Morte d’aimer, ma mère à son regard d’adieu,
Me raconta son âme et me souffla son Dieu :
Triste de me quitter, cette mère charmante,
Me léguant à regret la flamme qui tourmente,
Jeune, à son jeune enfant tendit long-temps sa main,
Comme pour le sauver par le même chemin.
Et je restai long-temps, long-temps sans la comprendre,
Et long-temps à pleurer son secret sans l’apprendre ;
À pleurer de sa mort le mystère inconnu,
Le portant tout scellé dans mon cœur ingénu ;
Ce cœur signé d’amour comme sa tendre proie,
Où pas un chant mortel n’éveillait une joie.

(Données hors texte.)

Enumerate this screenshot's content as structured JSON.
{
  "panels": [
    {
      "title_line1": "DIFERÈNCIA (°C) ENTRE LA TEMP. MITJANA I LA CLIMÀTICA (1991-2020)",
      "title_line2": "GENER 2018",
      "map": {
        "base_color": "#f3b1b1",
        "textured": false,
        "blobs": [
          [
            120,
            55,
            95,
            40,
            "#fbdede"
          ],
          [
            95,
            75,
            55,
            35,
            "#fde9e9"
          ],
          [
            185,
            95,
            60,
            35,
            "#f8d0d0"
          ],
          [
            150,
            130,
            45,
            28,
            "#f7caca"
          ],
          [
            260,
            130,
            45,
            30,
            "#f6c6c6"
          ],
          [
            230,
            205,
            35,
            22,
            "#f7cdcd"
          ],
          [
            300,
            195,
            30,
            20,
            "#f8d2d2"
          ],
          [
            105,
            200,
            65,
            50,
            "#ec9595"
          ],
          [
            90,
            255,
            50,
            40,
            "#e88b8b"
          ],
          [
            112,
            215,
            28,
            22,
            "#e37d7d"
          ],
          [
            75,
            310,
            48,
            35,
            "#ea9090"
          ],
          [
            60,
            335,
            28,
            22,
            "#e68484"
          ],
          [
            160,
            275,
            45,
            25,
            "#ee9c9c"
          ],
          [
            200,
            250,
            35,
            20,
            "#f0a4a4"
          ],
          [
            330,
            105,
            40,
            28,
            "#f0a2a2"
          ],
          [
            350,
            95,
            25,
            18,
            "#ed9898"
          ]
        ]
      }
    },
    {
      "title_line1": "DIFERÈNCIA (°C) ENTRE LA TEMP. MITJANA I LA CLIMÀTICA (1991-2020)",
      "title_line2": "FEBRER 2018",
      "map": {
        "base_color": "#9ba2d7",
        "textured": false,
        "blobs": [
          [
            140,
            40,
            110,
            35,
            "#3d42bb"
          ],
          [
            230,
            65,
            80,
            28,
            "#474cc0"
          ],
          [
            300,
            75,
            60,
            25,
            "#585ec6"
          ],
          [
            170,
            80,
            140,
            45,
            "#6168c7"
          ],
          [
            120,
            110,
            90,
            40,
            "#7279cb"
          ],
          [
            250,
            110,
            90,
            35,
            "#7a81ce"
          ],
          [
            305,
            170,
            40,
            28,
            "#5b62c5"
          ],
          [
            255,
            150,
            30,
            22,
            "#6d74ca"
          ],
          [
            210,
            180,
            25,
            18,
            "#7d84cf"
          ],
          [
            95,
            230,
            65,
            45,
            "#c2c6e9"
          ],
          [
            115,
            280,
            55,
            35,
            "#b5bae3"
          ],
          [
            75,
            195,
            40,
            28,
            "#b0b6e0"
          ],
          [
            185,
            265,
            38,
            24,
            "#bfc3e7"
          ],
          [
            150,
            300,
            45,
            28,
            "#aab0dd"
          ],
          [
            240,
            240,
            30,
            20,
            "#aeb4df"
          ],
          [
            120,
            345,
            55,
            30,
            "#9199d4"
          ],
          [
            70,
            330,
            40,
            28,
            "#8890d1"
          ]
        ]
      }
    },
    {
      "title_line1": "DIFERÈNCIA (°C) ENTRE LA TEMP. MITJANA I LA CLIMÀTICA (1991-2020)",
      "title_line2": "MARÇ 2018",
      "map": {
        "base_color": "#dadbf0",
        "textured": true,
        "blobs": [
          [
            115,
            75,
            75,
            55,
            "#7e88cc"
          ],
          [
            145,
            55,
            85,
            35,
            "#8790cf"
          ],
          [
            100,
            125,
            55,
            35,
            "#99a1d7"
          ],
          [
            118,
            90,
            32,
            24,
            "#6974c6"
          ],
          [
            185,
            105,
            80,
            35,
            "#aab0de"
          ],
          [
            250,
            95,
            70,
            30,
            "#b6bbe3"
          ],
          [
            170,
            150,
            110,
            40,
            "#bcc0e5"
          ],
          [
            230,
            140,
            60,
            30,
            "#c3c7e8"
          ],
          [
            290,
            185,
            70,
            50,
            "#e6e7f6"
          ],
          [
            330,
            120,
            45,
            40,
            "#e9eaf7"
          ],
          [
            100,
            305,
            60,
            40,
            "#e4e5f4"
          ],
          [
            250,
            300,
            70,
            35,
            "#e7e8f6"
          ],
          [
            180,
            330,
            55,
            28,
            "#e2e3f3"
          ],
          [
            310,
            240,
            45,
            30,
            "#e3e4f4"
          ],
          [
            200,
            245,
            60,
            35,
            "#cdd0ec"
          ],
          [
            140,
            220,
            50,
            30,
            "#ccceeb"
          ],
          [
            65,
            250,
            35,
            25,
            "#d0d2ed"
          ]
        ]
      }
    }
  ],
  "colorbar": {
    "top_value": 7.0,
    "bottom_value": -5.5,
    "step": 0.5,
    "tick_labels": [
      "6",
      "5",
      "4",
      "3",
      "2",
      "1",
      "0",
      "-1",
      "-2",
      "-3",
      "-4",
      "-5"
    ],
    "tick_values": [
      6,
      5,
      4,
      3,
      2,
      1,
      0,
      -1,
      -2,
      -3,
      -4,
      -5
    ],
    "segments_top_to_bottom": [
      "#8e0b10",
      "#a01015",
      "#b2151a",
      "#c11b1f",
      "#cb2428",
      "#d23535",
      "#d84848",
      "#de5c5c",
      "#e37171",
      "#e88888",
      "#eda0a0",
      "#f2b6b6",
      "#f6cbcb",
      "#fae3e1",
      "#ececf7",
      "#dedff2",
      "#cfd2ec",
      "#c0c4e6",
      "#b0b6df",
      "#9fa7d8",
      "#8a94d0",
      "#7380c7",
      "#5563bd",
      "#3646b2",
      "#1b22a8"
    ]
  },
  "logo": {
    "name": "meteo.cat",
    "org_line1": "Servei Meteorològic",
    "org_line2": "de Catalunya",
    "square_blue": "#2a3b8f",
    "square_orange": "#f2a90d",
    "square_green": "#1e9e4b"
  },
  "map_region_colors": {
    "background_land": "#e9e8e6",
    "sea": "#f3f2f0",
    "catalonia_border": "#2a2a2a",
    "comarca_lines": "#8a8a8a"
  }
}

On eût dit à sentir ses faibles battemens,
Une montre cachée où s’arrêtait le temps ;
On eût dit qu’à plaisir il se retint de vivre ;
Comme un enfant dormeur qui n’ouvre pas son livre,
Je ne voulais rien lire à mon sort ; j’attendais,
Et tous les jours levés sur moi, je les perdais.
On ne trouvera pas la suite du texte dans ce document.